Order, Supreme Court, New York County, entered November 25, 1975, granting plaintiff husband’s motion for a protective order, unanimously affirmed, without costs and without disbursements. The parties have been separated since April, 1973 during which period the husband has supported voluntarily the wife and the four children of the marriage. On August 25, 1975 *832plaintiff commenced this action for divorce on the ground of abandonment. The wife is defending the action but makes no counterclaim for divorce. She seeks neither alimony nor support. Nor has she made any request for monetary relief pendente lite. Nonetheless, the wife served upon the husband a notice to take his deposition and demanding production of many documents concerning his financial state. The wife is not entitled to this disclosure and the husband’s motion for a protective order was properly granted.

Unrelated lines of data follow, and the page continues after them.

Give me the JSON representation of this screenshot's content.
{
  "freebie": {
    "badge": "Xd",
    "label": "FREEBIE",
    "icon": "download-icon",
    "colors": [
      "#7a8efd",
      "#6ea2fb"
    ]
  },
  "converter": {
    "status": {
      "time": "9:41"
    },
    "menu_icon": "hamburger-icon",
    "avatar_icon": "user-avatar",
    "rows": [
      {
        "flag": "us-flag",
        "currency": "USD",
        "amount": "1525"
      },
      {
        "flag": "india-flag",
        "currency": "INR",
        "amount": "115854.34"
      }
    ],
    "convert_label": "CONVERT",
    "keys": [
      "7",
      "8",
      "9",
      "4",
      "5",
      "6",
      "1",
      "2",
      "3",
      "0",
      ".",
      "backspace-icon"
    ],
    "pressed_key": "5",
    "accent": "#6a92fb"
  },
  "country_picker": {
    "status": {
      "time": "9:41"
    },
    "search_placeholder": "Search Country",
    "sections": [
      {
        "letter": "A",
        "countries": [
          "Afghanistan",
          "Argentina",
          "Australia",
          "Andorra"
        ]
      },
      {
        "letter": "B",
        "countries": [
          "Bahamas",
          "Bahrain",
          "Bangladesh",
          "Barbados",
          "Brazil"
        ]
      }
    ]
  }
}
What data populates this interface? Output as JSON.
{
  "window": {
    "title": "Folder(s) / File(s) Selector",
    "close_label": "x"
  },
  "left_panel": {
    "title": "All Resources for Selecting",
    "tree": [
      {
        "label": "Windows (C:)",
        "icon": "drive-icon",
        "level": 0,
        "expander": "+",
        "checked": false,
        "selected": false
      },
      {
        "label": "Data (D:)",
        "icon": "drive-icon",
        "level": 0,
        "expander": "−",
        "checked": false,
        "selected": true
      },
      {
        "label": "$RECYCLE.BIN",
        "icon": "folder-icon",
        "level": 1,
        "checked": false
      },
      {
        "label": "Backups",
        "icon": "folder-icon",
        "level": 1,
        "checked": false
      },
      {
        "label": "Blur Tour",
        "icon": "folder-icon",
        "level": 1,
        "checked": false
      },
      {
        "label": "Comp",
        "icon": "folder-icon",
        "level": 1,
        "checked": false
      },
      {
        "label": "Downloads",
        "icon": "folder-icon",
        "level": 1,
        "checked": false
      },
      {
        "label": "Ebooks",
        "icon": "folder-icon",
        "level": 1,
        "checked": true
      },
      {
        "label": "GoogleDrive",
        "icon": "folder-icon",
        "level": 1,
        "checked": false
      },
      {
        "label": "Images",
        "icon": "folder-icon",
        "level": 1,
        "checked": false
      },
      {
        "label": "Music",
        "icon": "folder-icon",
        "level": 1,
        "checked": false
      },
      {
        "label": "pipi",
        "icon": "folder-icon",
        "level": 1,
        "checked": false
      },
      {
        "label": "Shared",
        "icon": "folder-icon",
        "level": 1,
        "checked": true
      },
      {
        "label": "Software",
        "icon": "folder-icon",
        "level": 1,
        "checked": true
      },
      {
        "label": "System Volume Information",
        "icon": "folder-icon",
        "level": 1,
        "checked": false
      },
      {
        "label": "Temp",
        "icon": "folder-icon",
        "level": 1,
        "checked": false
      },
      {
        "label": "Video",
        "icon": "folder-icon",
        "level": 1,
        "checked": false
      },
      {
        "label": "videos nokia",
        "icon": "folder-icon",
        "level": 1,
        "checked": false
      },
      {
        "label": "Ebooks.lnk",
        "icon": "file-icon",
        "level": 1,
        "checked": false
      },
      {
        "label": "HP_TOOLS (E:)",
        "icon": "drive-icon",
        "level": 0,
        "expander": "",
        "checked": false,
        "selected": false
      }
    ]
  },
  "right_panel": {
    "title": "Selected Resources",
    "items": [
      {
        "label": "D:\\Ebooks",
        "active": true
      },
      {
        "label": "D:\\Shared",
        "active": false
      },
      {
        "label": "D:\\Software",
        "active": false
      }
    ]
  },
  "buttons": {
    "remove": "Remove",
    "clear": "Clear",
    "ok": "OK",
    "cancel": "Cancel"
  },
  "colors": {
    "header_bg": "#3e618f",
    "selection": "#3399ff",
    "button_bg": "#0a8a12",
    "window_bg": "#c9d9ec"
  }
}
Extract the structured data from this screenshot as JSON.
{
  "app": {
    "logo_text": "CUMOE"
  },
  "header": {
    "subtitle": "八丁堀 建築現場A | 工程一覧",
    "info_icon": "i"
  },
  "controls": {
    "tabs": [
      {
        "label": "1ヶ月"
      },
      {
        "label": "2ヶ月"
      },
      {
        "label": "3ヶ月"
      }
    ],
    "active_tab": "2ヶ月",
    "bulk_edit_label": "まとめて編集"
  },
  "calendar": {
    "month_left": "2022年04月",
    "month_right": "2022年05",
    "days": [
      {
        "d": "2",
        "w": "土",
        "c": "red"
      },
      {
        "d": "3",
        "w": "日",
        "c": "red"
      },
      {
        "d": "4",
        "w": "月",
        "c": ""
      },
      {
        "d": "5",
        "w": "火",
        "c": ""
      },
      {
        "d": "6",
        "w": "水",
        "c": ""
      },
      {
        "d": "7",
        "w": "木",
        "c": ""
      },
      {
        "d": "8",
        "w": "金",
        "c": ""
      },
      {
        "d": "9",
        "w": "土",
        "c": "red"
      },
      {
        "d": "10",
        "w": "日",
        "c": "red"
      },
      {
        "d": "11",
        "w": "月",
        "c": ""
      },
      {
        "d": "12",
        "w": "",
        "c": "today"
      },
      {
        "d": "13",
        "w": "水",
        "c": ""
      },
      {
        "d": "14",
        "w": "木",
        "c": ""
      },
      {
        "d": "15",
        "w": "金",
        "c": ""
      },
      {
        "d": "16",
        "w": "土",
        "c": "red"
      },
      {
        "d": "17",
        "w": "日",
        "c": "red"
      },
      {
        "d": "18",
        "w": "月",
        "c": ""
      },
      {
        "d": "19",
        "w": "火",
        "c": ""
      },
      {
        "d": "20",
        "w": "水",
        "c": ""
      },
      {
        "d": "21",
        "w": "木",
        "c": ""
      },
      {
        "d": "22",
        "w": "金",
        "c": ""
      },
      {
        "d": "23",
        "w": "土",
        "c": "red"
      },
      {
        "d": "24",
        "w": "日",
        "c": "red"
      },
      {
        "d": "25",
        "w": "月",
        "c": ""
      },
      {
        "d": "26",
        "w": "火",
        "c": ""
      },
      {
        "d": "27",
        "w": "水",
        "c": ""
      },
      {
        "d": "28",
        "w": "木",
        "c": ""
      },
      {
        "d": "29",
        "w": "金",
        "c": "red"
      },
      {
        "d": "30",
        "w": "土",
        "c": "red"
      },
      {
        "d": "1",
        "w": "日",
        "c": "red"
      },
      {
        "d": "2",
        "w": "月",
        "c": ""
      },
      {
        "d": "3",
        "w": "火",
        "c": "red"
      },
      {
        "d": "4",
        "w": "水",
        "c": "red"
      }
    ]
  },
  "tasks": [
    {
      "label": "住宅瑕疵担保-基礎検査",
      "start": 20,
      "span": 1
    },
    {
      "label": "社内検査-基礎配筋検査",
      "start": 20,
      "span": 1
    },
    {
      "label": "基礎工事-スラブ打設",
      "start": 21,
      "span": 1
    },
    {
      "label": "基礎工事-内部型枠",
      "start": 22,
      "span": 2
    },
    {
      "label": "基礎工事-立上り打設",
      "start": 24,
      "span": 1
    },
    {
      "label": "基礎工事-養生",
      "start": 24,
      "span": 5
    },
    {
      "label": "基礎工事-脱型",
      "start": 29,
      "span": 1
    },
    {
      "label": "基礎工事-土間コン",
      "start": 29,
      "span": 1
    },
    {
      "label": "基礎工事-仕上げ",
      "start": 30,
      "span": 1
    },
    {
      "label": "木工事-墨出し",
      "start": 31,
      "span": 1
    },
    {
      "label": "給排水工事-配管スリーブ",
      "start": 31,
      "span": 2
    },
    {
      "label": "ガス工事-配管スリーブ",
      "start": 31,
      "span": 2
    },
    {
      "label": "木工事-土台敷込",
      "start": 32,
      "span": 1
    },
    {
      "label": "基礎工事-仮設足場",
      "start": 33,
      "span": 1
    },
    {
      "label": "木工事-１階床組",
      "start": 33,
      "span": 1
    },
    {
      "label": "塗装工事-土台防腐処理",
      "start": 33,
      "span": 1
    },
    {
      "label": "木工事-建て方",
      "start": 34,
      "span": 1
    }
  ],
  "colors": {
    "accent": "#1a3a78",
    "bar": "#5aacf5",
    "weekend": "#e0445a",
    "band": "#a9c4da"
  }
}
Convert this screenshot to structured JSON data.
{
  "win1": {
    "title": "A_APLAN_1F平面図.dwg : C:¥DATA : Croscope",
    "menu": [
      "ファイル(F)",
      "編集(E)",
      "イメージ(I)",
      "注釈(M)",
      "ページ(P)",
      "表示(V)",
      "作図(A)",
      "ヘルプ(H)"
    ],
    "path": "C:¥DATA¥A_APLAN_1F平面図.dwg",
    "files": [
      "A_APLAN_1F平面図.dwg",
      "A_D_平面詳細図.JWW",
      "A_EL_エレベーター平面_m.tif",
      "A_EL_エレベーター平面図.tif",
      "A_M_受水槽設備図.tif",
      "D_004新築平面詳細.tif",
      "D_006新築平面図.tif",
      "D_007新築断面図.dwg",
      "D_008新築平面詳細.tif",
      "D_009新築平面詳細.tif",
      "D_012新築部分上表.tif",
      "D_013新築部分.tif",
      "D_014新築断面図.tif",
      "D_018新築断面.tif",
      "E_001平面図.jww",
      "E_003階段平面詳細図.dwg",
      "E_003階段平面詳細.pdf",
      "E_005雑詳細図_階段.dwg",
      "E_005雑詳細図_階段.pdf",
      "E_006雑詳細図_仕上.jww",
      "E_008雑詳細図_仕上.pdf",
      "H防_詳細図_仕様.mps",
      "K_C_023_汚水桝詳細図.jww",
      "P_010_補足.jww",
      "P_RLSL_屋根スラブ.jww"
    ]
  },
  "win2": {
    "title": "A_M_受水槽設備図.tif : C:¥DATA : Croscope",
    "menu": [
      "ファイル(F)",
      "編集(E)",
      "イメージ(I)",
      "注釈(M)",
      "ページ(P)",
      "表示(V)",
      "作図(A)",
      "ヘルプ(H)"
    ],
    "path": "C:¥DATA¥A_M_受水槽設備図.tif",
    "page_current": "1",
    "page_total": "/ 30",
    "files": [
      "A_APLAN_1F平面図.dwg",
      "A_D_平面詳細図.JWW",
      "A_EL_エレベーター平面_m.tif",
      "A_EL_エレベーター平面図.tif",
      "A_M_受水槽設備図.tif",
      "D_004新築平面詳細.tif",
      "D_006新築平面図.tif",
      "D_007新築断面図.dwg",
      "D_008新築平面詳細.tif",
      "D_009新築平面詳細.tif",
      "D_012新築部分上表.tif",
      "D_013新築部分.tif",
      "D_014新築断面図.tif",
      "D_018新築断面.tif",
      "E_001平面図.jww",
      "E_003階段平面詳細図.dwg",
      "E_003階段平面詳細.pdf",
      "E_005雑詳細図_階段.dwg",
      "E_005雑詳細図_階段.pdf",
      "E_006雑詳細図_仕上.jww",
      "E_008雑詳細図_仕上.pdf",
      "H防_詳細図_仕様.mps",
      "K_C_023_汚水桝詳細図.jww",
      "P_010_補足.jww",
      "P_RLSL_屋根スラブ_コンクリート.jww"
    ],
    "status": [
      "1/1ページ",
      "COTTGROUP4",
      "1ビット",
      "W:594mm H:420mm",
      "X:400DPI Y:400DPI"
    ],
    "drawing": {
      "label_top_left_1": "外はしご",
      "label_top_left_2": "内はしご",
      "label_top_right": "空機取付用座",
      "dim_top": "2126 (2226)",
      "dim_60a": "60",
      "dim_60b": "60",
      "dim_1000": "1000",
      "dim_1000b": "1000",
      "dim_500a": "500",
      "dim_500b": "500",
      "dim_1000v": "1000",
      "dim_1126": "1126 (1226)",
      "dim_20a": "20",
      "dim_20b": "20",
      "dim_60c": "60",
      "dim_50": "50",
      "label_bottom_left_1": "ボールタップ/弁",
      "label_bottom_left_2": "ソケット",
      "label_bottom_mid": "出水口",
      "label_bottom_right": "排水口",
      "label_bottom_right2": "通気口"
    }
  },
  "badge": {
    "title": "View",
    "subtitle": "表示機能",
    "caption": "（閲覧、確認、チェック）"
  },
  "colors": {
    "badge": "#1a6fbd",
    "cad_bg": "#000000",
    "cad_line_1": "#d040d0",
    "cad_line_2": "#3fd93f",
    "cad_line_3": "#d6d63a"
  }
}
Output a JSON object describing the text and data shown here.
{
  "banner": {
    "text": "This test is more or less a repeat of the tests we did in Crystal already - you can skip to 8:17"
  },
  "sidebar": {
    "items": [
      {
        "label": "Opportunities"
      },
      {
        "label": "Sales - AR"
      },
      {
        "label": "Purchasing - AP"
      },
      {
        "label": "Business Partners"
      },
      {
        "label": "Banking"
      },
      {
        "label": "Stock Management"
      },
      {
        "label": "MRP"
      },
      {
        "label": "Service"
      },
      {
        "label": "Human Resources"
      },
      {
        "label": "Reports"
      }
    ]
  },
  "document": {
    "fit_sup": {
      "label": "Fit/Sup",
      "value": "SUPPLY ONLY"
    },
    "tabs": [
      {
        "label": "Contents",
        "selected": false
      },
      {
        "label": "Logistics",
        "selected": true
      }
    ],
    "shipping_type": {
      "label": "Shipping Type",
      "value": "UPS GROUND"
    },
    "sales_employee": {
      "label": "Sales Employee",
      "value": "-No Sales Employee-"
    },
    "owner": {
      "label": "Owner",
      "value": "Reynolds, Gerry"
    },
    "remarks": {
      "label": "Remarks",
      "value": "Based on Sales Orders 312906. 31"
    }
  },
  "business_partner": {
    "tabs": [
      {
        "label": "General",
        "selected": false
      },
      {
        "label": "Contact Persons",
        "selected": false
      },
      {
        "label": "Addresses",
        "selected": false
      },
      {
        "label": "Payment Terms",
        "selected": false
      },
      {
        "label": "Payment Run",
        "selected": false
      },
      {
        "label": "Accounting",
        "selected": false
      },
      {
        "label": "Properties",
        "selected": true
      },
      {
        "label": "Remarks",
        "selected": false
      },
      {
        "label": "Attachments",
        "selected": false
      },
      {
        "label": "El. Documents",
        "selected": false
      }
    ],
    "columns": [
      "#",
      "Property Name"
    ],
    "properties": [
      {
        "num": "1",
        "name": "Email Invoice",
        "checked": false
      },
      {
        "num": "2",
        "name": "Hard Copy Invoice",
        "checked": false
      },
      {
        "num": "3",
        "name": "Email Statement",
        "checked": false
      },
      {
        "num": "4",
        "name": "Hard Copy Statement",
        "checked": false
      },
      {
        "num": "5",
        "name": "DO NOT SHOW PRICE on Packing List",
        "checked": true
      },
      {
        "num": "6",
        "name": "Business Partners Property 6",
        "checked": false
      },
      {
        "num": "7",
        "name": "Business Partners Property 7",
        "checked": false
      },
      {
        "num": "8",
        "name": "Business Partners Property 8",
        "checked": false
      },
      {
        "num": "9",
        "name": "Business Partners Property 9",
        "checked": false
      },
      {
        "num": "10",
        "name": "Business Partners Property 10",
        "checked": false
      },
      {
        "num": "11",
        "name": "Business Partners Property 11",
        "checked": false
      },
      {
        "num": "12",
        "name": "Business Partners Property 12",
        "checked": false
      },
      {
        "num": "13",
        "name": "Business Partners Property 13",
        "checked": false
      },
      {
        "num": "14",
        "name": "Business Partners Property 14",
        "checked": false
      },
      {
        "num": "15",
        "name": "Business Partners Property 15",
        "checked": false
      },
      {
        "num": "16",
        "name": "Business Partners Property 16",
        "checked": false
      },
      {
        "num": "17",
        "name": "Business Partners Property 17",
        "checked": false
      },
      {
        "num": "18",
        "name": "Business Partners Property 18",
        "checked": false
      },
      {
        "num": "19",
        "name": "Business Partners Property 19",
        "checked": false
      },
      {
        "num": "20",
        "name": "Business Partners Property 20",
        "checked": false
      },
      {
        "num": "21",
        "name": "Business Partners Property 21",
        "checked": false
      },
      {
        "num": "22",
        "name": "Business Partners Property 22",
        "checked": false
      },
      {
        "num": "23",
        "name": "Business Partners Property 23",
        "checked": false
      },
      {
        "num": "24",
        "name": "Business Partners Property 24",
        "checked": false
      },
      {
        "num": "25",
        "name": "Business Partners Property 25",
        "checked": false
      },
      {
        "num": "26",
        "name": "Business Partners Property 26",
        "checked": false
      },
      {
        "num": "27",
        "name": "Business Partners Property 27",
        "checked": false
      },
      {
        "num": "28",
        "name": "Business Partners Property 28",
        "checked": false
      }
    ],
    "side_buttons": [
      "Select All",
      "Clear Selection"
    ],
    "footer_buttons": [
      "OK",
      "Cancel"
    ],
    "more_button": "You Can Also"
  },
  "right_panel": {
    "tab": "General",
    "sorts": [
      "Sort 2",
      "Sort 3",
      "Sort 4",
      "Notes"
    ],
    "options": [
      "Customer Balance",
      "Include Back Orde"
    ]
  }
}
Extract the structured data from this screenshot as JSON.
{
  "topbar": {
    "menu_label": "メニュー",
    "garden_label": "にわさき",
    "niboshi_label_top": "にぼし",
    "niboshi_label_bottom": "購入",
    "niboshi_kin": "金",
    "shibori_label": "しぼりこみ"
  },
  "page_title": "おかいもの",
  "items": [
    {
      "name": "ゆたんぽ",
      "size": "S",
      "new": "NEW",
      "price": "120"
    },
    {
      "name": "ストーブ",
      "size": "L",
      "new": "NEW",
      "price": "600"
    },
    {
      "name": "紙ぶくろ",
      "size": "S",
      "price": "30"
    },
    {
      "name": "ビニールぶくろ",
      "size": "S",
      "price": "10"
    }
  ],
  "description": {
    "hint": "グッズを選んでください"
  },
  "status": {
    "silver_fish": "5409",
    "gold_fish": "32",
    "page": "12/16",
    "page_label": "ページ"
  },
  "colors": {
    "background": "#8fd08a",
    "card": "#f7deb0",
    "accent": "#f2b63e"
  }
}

Prior to the enactment in 1975 of section 250 of the Domestic Relations Law, the rule for discovery of the husband’s financial condition was provided by Meyerhoff v Meyerhoff(41 AD2d 726) where this court said that for discovery to be allowed "The right to the decree must not be seriously contested and no special circumstances may exist indicating that disclosure would be improper”. Here the right to a divorce is being contested and no special circumstances exist. Section 250 of the Domestic Relations Law has been held by this court to reflect the public policy of the State of New York favoring disclosure, even without a showing of special circumstances (Matter of Hoppl v Hoppl, 50 AD2d 59). This court also has held it was not an abuse of discretion to apply retroactively the compulsory disclosure provision of section 250 (Schneiderman v Schneiderman, 51 AD2d 914). However, section 250 applies only to those matrimonial actions "in which alimony or support is in issue” and therefore does not apply here. No relevant purpose would be served by granting the wife discovery. (See CPLR 3101, subd [a]; Allen v Crowell-Collier Pub. Co., 21 NY2d 403, 406; see, also, Math v Math, 39 AD2d 583, affd 31 NY2d 693, disallowing alimony to a wife whose misconduct constituted grounds for divorce.) Concur—Kupferman, J. P., Lupiano, Silverman and Nunez, JJ.